The record states that Ms. Sonya was suspended for selling pins saying
that “vegan sucks” at the ALDC market. The school suspended her based
on the election laws they instated to prevent bullying and other disruptions
due to or relating to the election.
It is clear to notice two distinct facts that the slater representatives will
make: 1st, that the pins were related to the election, and 2nd, that they
were sold on school grounds. Both of these statements are entirely false.

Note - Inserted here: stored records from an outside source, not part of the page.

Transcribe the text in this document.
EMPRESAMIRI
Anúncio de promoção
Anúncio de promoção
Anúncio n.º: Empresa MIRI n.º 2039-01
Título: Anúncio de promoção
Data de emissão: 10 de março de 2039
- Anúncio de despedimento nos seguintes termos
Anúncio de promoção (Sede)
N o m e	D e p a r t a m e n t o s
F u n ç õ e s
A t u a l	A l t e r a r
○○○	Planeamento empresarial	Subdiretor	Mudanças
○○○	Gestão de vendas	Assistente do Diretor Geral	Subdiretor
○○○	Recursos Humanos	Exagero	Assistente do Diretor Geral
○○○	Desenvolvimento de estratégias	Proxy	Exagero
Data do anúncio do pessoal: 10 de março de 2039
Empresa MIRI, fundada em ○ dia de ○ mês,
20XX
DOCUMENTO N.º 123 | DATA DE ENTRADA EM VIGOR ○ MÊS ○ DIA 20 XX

Ms. Sonya sold the pins at the ALDC market; though the market did have
teachers present, it isn’t considered a part of the school. The market isn’t a
part of the school, so the school couldn’t say that the statements would
cause a school disruption at the time. The respondent will also attempt to
say that the pins were related to the election. However, there is no
reasonable proof to establish this as a fact or even enough to disperse
reasonable doubt. Sonya stated that she “ that the pins were meant to
support dillions campaign secretly”. This statement, first of all, is hearsay;
the statement was added to evidence and can’t be provided as proof of a
connection to the election law. But assuming this statement isn’t hearsay, it
can’t be used to prove it relates to the election as it occurs outside of
school. The Supreme Court ruling in Mahoney v. Bl protects students'
freedom of speech outside school. This case even protects crass and
crude language so long as there isn’t a reasonable disruption; this includes
inside the school, as ruled in Tinker.
Tinker established the idea of causing significant disruption. The pin
stating that “vegans suck” can’t be used by the school as a justification by
stating potential harm as the pins were too broad and couldn’t be tied back
to any particular candidate besides one. Making any broad statement could
affect any students who could be candidates. I could make a statement
saying that short people suck; this statement could potentially not be
election-related but can still refer to someone running for election. The
broadness of the statement in the pins can't reasonably justify the
statement that it was meant to target Evelyn. The school attempted to
suspend Sonya to curb students' free speech rights under the guise of a
reasonable fear for students' safety. It is straightforward to state that
Sonya’s statement, though even if considered directed towards vegans,
would be protected under Mahoney. The language occurred outside of
school, as the sister code of conduct discussing “outside election forms”
could be considered a violation of the First Amendment, which would
directly limit students' freedom of speech outside the school body.

I implore the court to overturn the previous court’s decision, as it is clear


that Slater violated Ms. Sonya’s First Amendment rights.